MySQL flaw allows cybercriminals to connect to the server

An elementary but very serious MariaDB and MySQL authentication flaw was  found by security chief at MariaDB, Sergei Golubchik, and there are already exploits that target found on the internet.

“When a user connects to MariaDB/MySQL, a token (SHA over a password and a random scramble string) is calculated and compared with the expected value. Because of incorrect casting, it might’ve happened that the token and the expected value were considered equal, even if the memcmp() returned a non-zero value. In this case MySQL/MariaDB would think that the password is correct, even while it is not. Because the protocol uses random strings, the probability of hitting this bug is about 1/256,” Golubchik said.

An cybercrook that knows the username (and usually it is “root”) will easily connect if he uses a random password if the connection attempt is repeated.

“~300 attempts takes only a fraction of second, so basically account password protection is as good as nonexistent,” explained Golubchik.

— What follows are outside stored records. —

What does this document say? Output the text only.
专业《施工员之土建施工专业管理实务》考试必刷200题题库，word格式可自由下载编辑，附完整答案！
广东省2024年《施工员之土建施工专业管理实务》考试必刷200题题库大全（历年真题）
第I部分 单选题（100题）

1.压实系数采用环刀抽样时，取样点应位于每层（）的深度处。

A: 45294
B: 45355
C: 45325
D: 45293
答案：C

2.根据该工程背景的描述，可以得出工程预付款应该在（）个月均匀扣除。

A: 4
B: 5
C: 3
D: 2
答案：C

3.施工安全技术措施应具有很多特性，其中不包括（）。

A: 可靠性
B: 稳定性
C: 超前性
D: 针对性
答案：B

There are also good news: only MariaDB and MySQL versions untill 5.1.61, 5.2.11, 5.3.5, 5.5.22 have this vulnerability so users are advised to implement the patches ASAP. (MariaDB patch , MySQL patch )

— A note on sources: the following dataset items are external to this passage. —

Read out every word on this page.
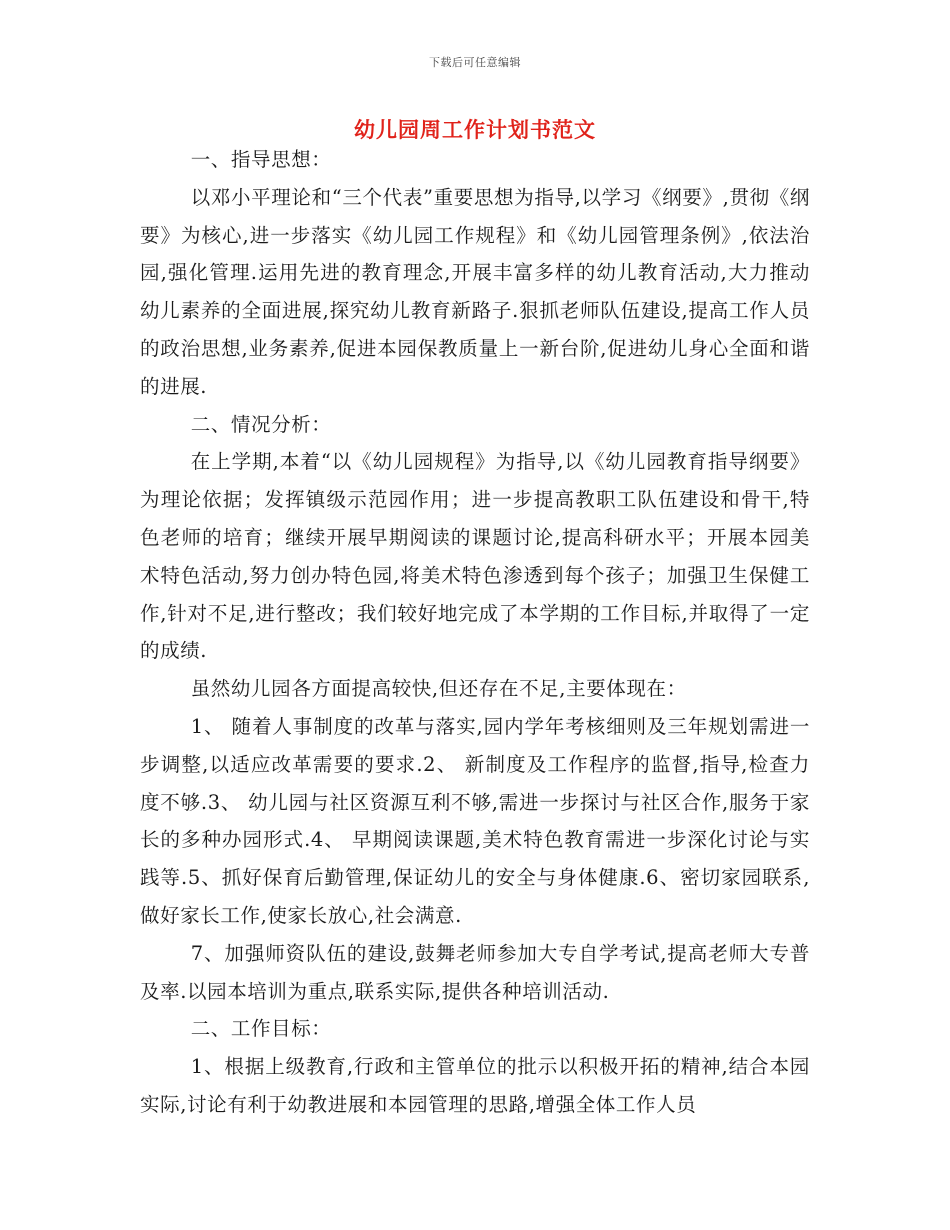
下载后可任意编辑
幼儿园周工作计划书范文

一、指导思想：

以邓小平理论和“三个代表”重要思想为指导,以学习《纲要》,贯彻《纲要》为核心,进一步落实《幼儿园工作规程》和《幼儿园管理条例》,依法治园,强化管理.运用先进的教育理念,开展丰富多样的幼儿教育活动,大力推动幼儿素养的全面进展,探究幼儿教育新路子.狠抓老师队伍建设,提高工作人员的政治思想,业务素养,促进本园保教质量上一新台阶,促进幼儿身心全面和谐的进展.

二、情况分析：

在上学期,本着“以《幼儿园规程》为指导,以《幼儿园教育指导纲要》为理论依据；发挥镇级示范园作用；进一步提高教职工队伍建设和骨干,特色老师的培育；继续开展早期阅读的课题讨论,提高科研水平；开展本园美术特色活动,努力创办特色园,将美术特色渗透到每个孩子；加强卫生保健工作,针对不足,进行整改；我们较好地完成了本学期的工作目标,并取得了一定的成绩.

虽然幼儿园各方面提高较快,但还存在不足,主要体现在：

1、 随着人事制度的改革与落实,园内学年考核细则及三年规划需进一步调整,以适应改革需要的要求.2、 新制度及工作程序的监督,指导,检查力度不够.3、 幼儿园与社区资源互利不够,需进一步探讨与社区合作,服务于家长的多种办园形式.4、 早期阅读课题,美术特色教育需进一步深化讨论与实践等.5、抓好保育后勤管理,保证幼儿的安全与身体健康.6、密切家园联系,做好家长工作,使家长放心,社会满意.

7、加强师资队伍的建设,鼓舞老师参加大专自学考试,提高老师大专普及率.以园本培训为重点,联系实际,提供各种培训活动.

二、工作目标：

1、根据上级教育,行政和主管单位的批示以积极开拓的精神,结合本园实际,讨论有利于幼教进展和本园管理的思路,增强全体工作人员
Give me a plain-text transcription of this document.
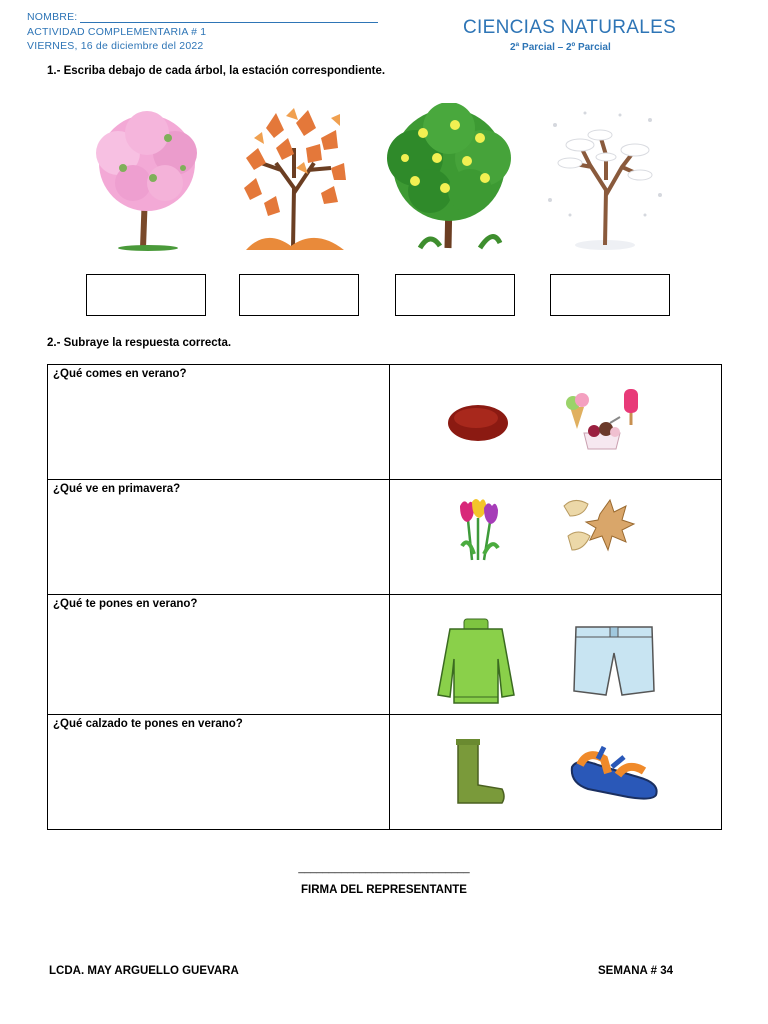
NOMBRE:
ACTIVIDAD COMPLEMENTARIA # 1
VIERNES, 16 de diciembre del 2022
CIENCIAS NATURALES
2ª Parcial – 2º Parcial
1.- Escriba debajo de cada árbol, la estación correspondiente.
2.- Subraye la respuesta correcta.
¿Qué comes en verano?	

¿Qué ve en primavera?	

¿Qué te pones en verano?	

¿Qué calzado te pones en verano?	
____________________________
FIRMA DEL REPRESENTANTE
LCDA. MAY ARGUELLO GUEVARA	SEMANA # 34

HD Moore from Metasploit confirmed that untill now, 64-bit versions of Ubuntu Linux, OpenSuSE 12.1 64-bit, Fedora 16 64-bit and Arch Linux have vulnerable versions of MySQL while Debian, Gentoo, CentOS and SuSE versions – as well as the official builds from MySQL and MariaDB do not seem to be affected.

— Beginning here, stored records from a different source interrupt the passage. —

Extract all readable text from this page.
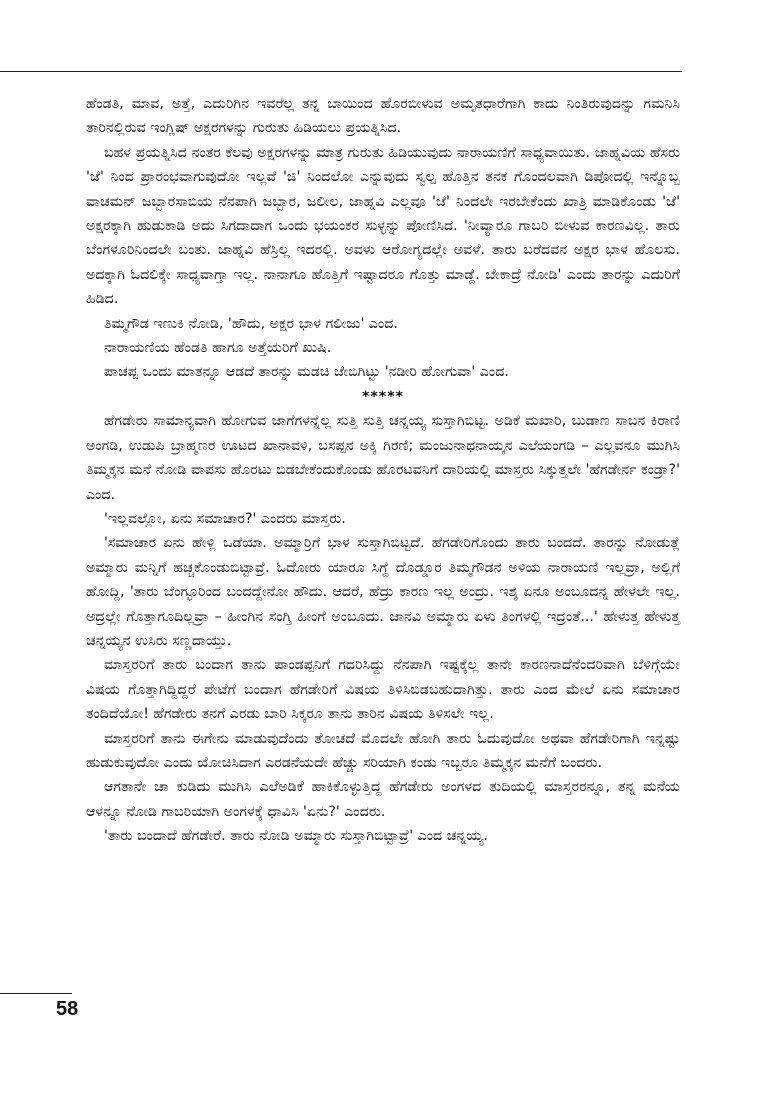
ಹೆಂಡತಿ, ಮಾವ, ಅತ್ತೆ, ಎದುರಿಗಿನ ಇವರೆಲ್ಲ ತನ್ನ ಬಾಯಿಂದ ಹೊರಬೀಳುವ ಅಮೃತಧಾರೆಗಾಗಿ ಕಾದು ನಿಂತಿರುವುದನ್ನು ಗಮನಿಸಿ ತಾರಿನಲ್ಲಿರುವ ಇಂಗ್ಲಿಷ್ ಅಕ್ಷರಗಳನ್ನು ಗುರುತು ಹಿಡಿಯಲು ಪ್ರಯತ್ನಿಸಿದ.

ಬಹಳ ಪ್ರಯತ್ನಿಸಿದ ನಂತರ ಕೆಲವು ಅಕ್ಷರಗಳನ್ನು ಮಾತ್ರ ಗುರುತು ಹಿಡಿಯುವುದು ನಾರಾಯಣಿಗೆ ಸಾಧ್ಯವಾಯಿತು. ಜಾಹ್ನವಿಯ ಹೆಸರು 'ಜೆ' ನಿಂದ ಪ್ರಾರಂಭವಾಗುವುದೋ ಇಲ್ಲವೆ 'ಜಿ' ನಿಂದಲೋ ಎನ್ನುವುದು ಸ್ವಲ್ಪ ಹೊತ್ತಿನ ತನಕ ಗೊಂದಲವಾಗಿ ಡಿಪೋದಲ್ಲಿ ಇನ್ನೊಬ್ಬ ವಾಚಮನ್ ಜಬ್ಬಾರಸಾಬಿಯ ನೆನಪಾಗಿ ಜಬ್ಬಾರ, ಜಲೀಲ, ಜಾಹ್ನವಿ ಎಲ್ಲವೂ 'ಜೆ' ನಿಂದಲೇ ಇರಬೇಕೆಂದು ಖಾತ್ರಿ ಮಾಡಿಕೊಂಡು 'ಜೆ' ಅಕ್ಷರಕ್ಕಾಗಿ ಹುಡುಕಾಡಿ ಅದು ಸಿಗದಾದಾಗ ಒಂದು ಭಯಂಕರ ಸುಳ್ಳನ್ನು ಪೋಣಿಸಿದ. 'ನೀವ್ಯಾರೂ ಗಾಬರಿ ಬೀಳುವ ಕಾರಣವಿಲ್ಲ. ತಾರು ಬೆಂಗಳೂರಿನಿಂದಲೇ ಬಂತು. ಜಾಹ್ನವಿ ಹೆಸ್ರಿಲ್ಲ ಇದರಲ್ಲಿ. ಅವಳು ಆರೋಗ್ಯದಲ್ಲೇ ಅವಳೆ. ತಾರು ಬರೆದವನ ಅಕ್ಷರ ಭಾಳ ಹೊಲಸು. ಅದಕ್ಕಾಗಿ ಓದಲಿಕ್ಕೇ ಸಾಧ್ಯವಾಗ್ತಾ ಇಲ್ಲ. ನಾನಾಗೂ ಹೊತ್ತಿಗೆ ಇಷ್ಟಾದರೂ ಗೊತ್ತು ಮಾಡ್ದೆ. ಬೇಕಾದ್ರೆ ನೋಡಿ' ಎಂದು ತಾರನ್ನು ಎದುರಿಗೆ ಹಿಡಿದ.

ತಿಮ್ಮಗೌಡ ಇಣುಕಿ ನೋಡಿ, 'ಹೌದು, ಅಕ್ಷರ ಭಾಳ ಗಲೀಜು' ಎಂದ.

ನಾರಾಯಣಿಯ ಹೆಂಡತಿ ಹಾಗೂ ಅತ್ತೆಯರಿಗೆ ಖುಷಿ.

ಪಾಚಪ್ಪ ಒಂದು ಮಾತನ್ನೂ ಆಡದೆ ತಾರನ್ನು ಮಡಚಿ ಜೇಬಿಗಿಟ್ಟು 'ನಡೀರಿ ಹೋಗುವಾ' ಎಂದ.

*****

ಹೆಗಡೇರು ಸಾಮಾನ್ಯವಾಗಿ ಹೋಗುವ ಜಾಗೆಗಳನ್ನೆಲ್ಲ ಸುತ್ತಿ ಸುತ್ತಿ ಚನ್ನಯ್ಯ ಸುಸ್ತಾಗಿಬಿಟ್ಟ. ಅಡಿಕೆ ಮಖಾರಿ, ಬುಡಾಣ ಸಾಬನ ಕಿರಾಣಿ ಅಂಗಡಿ, ಉಡುಪಿ ಬ್ರಾಹ್ಮಣರ ಊಟದ ಖಾನಾವಳಿ, ಬಸಪ್ಪನ ಅಕ್ಕಿ ಗಿರಣಿ; ಮಂಜುನಾಥನಾಯ್ಕನ ಎಲೆಯಂಗಡಿ – ಎಲ್ಲವನೂ ಮುಗಿಸಿ ತಿಮ್ಮಕ್ಕನ ಮನೆ ನೋಡಿ ವಾಪಸು ಹೊರಟು ಬಿಡಬೇಕೆಂದುಕೊಂಡು ಹೊರಟವನಿಗೆ ದಾರಿಯಲ್ಲಿ ಮಾಸ್ತರು ಸಿಕ್ಕುತ್ತಲೇ 'ಹೆಗಡೇರ್ನ ಕಂಡ್ರಾ?' ಎಂದ.

'ಇಲ್ಲವಲ್ಲೋ, ಏನು ಸಮಾಚಾರ?' ಎಂದರು ಮಾಸ್ತರು.

'ಸಮಾಚಾರ ಏನು ಹೇಳ್ಲಿ ಒಡೆಯಾ. ಅಮ್ಮಾರ್ರಿಗೆ ಭಾಳ ಸುಸ್ತಾಗಿಬಿಟ್ಟದೆ. ಹೆಗಡೇರಿಗೊಂದು ತಾರು ಬಂದದೆ. ತಾರನ್ನು ನೋಡುತ್ಲೆ ಅಮ್ಮಾರು ಮನ್ನಿಗೆ ಹಚ್ಚಕೊಂಡುಬಿಟ್ಟಾವ್ರೆ. ಓದೋರು ಯಾರೂ ಸಿಗ್ದೆ ದೊಡ್ಡೂರ ತಿಮ್ಮಗೌಡನ ಅಳಿಯ ನಾರಾಯಣಿ ಇಲ್ಲವ್ರಾ, ಅಲ್ಲಿಗೆ ಹೋದ್ದಿ, 'ತಾರು ಬೆಂಗ್ಳೂರಿಂದ ಬಂದದ್ದೇನೋ ಹೌದು. ಆದರೆ, ಹೆದ್ರು ಕಾರಣ ಇಲ್ಲ ಅಂದ್ರು. ಇಶ್ಶ ಏನೂ ಅಂಬೂದನ್ನ ಹೇಳಲೇ ಇಲ್ಲ. ಅದ್ರಲ್ಲೇ ಗೊತ್ತಾಗೂದಿಲ್ಲವ್ರಾ – ಹೀಂಗಿನ ಸಂಗ್ತಿ ಹೀಂಗೆ ಅಂಬೂದು. ಜಾನವಿ ಅಮ್ಮಾರು ಏಳು ತಿಂಗಳಲ್ಲಿ ಇದ್ರಂತೆ...' ಹೇಳುತ್ತ ಹೇಳುತ್ತ ಚನ್ನಯ್ಯನ ಉಸಿರು ಸಣ್ಣದಾಯ್ತು.

ಮಾಸ್ತರರಿಗೆ ತಾರು ಬಂದಾಗ ತಾನು ಪಾಂಡಪ್ಪನಿಗೆ ಗದರಿಸಿದ್ದು ನೆನಪಾಗಿ ಇಷ್ಟಕ್ಕೆಲ್ಲ ತಾನೇ ಕಾರಣನಾದೆನೆಂದರಿವಾಗಿ ಬೆಳಿಗ್ಗೆಯೇ ವಿಷಯ ಗೊತ್ತಾಗಿದ್ದಿದ್ದರೆ ಪೇಟೆಗೆ ಬಂದಾಗ ಹೆಗಡೇರಿಗೆ ವಿಷಯ ತಿಳಿಸಿಬಿಡಬಹುದಾಗಿತ್ತು. ತಾರು ಎಂದ ಮೇಲೆ ಏನು ಸಮಾಚಾರ ತಂದಿದೆಯೋ! ಹೆಗಡೇರು ತನಗೆ ಎರಡು ಬಾರಿ ಸಿಕ್ಕರೂ ತಾನು ತಾರಿನ ವಿಷಯ ತಿಳಿಸಲೇ ಇಲ್ಲ.

ಮಾಸ್ತರರಿಗೆ ತಾನು ಈಗೇನು ಮಾಡುವುದೆಂದು ತೋಚದೆ ಮೊದಲೇ ಹೋಗಿ ತಾರು ಓದುವುದೋ ಅಥವಾ ಹೆಗಡೇರಿಗಾಗಿ ಇನ್ನಷ್ಟು ಹುಡುಕುವುದೋ ಎಂದು ಯೋಚಿಸಿದಾಗ ಎರಡನೆಯದೇ ಹೆಚ್ಚು ಸರಿಯಾಗಿ ಕಂಡು ಇಬ್ಬರೂ ತಿಮ್ಮಕ್ಕನ ಮನೆಗೆ ಬಂದರು.

ಆಗತಾನೇ ಚಾ ಕುಡಿದು ಮುಗಿಸಿ ಎಲೆಅಡಿಕೆ ಹಾಕಿಕೊಳ್ಳುತ್ತಿದ್ದ ಹೆಗಡೇರು ಅಂಗಳದ ತುದಿಯಲ್ಲಿ ಮಾಸ್ತರರನ್ನೂ, ತನ್ನ ಮನೆಯ ಆಳನ್ನೂ ನೋಡಿ ಗಾಬರಿಯಾಗಿ ಅಂಗಳಕ್ಕೆ ಧಾವಿಸಿ 'ಏನು?' ಎಂದರು.

'ತಾರು ಬಂದಾದೆ ಹೆಗಡೇರೆ. ತಾರು ನೋಡಿ ಅಮ್ಮಾರು ಸುಸ್ತಾಗಿಬಿಟ್ಟಾವ್ರೆ' ಎಂದ ಚನ್ನಯ್ಯ.

58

“If you are approaching this issue from the perspective of a penetration tester, this will be one of the most useful MySQL tricks for some time to come,” he said. ”One feature of Metasploit you should be familiar with is the mysql_hashdump module. This module uses a known username and password to access the master user table of a MySQL server and dump it into a locally-stored ‘loot’ file. This can be easily cracked using a tool like John the Ripper, providing clear-text passwords that may provide further access.”

Also he said that one of the contributors of Metasploit created a threaded module that uses brute-force that will abuse the bypass flaw in order to dump the database containing the passwords thus making it possible to query the database with the leaked password hashes even if the flaw is patched.

The advice for IT admins is not to expose their MySQL servers to the network if not neccessary, still if it must be done they should use host-based access control.